The commitment of the ChiNoZEN project is to contribute to a significant increase in the share of low-carbon buildings and neighbourhoods through cooperation between leading Chinese and Norwegian scientists. The ChiNoZEN project supports the transition to a reliable, affordable, publicly accepted, sustainable built environment, aiming at reducing fossil fuel dependency in the face of increasingly scarce resources, growing energy needs, and threatening climate change. The project delivers new knowledge, solutions, and innovative technologies for low-carbon buildings and neighbourhoods. The key result of the ChiNoZEN project is a combined cooling, heating and power generation system able to meet the needs of low-carbon communities to fully absorb nearby available renewable energy. The novel system comprises: 1. Solar technology for hybrid photo-voltaic and thermal energy harvesting (WP1). 2. Biogas technology for combined cooling, heating and power generation (WP4). 3. High-temperature heat pump technology using natural/green working fluids to facilitate renewable energy production and storage. A high-temperature heat pump generates heat above 100°C and is driven by the power output from the renewable sources (WP2). 4. Medium-temperature heat storage technology to eliminate the challenge of variations and mismatch between energy delivery and use. The heat is stored in phase-change materials with storage temperature higher than 90°C (WP1). 5. Control strategy for the novel combined cooling, heating and power production system supported by heat pump and thermal energy storage. All the components are connected in a smart energy grid where delivered energy is balanced with the requirements on the demand side. Energy related human behaviour is adequately considered when designing the system (WP3).
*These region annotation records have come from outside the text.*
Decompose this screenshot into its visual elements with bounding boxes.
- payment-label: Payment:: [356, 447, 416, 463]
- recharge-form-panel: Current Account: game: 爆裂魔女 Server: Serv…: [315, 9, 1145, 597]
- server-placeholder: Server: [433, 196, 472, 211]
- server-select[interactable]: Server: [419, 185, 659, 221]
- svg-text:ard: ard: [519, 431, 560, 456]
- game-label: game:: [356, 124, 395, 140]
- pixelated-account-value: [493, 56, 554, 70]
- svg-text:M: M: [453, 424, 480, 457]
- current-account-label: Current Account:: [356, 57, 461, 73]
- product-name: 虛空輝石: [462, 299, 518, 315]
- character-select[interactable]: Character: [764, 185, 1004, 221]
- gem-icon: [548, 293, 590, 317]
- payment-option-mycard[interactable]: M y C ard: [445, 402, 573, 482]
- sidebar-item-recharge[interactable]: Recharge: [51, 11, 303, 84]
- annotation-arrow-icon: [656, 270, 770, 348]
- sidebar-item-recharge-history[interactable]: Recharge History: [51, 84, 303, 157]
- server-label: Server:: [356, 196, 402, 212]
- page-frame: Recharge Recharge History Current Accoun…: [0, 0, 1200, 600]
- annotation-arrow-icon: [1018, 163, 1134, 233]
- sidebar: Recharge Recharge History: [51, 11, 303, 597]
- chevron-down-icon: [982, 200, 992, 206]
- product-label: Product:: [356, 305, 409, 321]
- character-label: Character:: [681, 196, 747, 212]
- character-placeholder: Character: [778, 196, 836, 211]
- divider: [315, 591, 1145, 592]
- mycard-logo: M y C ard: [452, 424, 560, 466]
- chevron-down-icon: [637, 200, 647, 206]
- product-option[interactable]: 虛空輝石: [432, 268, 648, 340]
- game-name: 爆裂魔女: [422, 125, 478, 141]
A key outcome of the ChiNoZEN project is at least two real-life demonstration projects to serve as hubs for research, development and testing of the novel technologies and systems (WP5).

"Key technologies and demonstration of combined cooling, heating and power generation for low-carbon neighbourhoods/buildings with clean energy - ChiNoZEN" is a collaborative project between Norway and China. Shanghai Jiao Tong University and Norwegian University of Science and Technology coordinates the project. The main mission of the ChiNoZEN project is to find optimal cooling, heating and power generation technologies based on renewable energy, and to increase the understanding of how building and neighbourhood energy flexibility can be used to increase the renewable energy use. The main research objectives of this project are: 1. To propose a novel combined cooling, heating and power generation (CCHP) system that meets the needs of low-carbon neighbourhoods to fully absorb renewable energy. 2. To develop the load peak-shaving technology of renewable energy based on solar energy with thermal energy storage (TES), as well as the new solar-thermal converting devices, the high-temperature heat pump and compact energy storage system (PCM). 3. In the scenario of 100% clean energy, to achieve a high proportion of renewable energy acceptance by energy supply systems in large public buildings and small-scale neighbourhoods, and construct project demonstration. The ChiNoZEN project is divided five work packages: WP1 Performance of grid-connected photovoltaic technologies (PVT) with Thermal Energy Storage (TES) WP2 High temperature heat pump (HTHP) and dynamic performance WP3 Simulation platform and control strategy of CCHP WP4 Key CCHP technologies of low carbon neighbourhood and buildings with multiple energy sources WP5 Demonstration of low carbon neighbourhood and buildings with clean energy A key output of the project will be at least two real-life demonstration projects that will serve as co-creation hubs for research, development and testing of the novel systems, technologies, and processes developed in the ChiNoZEN-project.